The Long And The Short Of It

When I moved here from the mainland, I didn’t ship a TV. I bought one and initially used the VCR I shipped along with a tremendous number of VCR tapes.

The last people in the house had cable TV and internet, but I only wanted internet at the time. When I hooked up the router to the cable, I also tried connecting the cable to the TV antenna connection on the TV and scanned for channels. I was surprised to find 20 or more channels. Because of the filtering they used on the cable, these were general low tier channels and many were noisy of dropped out. Still, there was enough to watch if I cared to.

The cable company is in the process of changing over to all digital, so these channels are disappearing.

I have multiple Roku devices and a TV with Roku built in.
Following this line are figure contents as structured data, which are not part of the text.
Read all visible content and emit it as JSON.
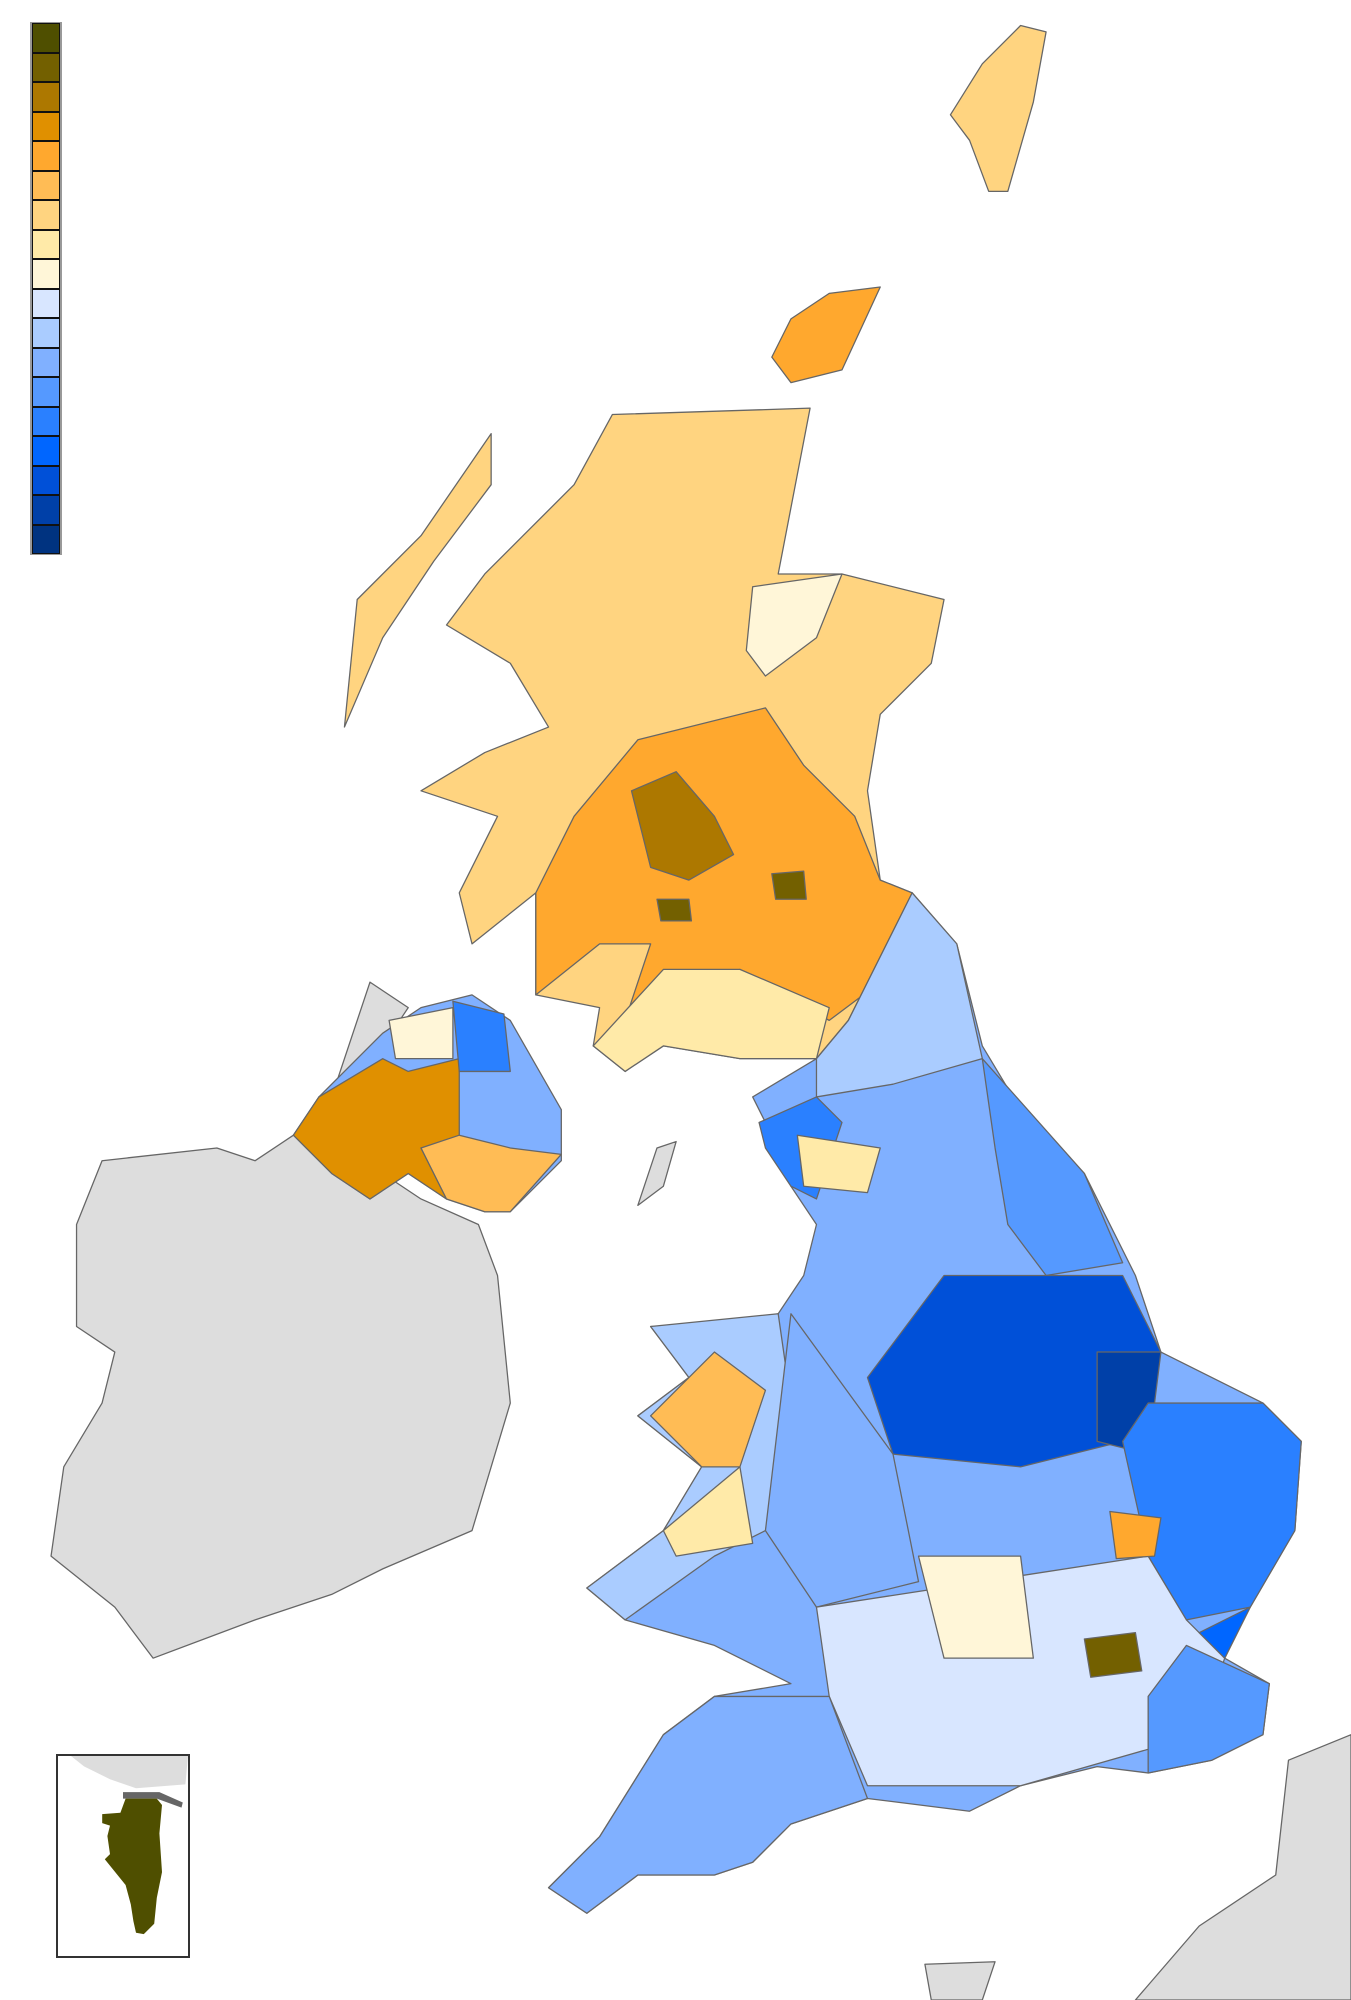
{
  "legend": {
    "colors": [
      "#4f4f00",
      "#736000",
      "#ad7800",
      "#e09000",
      "#ffa82e",
      "#ffbc55",
      "#ffd480",
      "#ffeaa8",
      "#fff6d8",
      "#d8e6ff",
      "#aaccff",
      "#80b0ff",
      "#5599ff",
      "#2a80ff",
      "#0066ff",
      "#0050d8",
      "#0040a8",
      "#003380"
    ]
  },
  "map": {
    "foreign_land_color": "#dddddd",
    "border_color": "#666666",
    "sea_color": "#ffffff"
  },
  "inset": {
    "region_color": "#4f4f00",
    "neighbour_color": "#dddddd",
    "frontier_color": "#666666"
  }
}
My viewing consists of a combination of free streaming channels and Netflix, Hulu and Amazon Prime.

My house is around the way from where I could pick up broadcast channels from Maui, so streaming it is.

Many decades ago I had a big satellite dish and had many channels for very little money. You could subscribe to ‘packages’ of channels, however you also could just pick and choose Ala-carte. For less than $400 a year I had HBO, Showtime, The Movie Channel, WTBS, WGN, the weather channel and so on totaling perhaps 30 channels. My signal came from the same satellites that the networks used, unlike Dish and others that take these same signals and redirect them back up to another satellite and back to viewers. You have no idea how clear the original signals were before people like Dish and the cable companies get hold of them and compress the signals.

So in any event, I recently lost a bunch of channels, but I’ll get by. 13 years of no cable TV bill was a great run.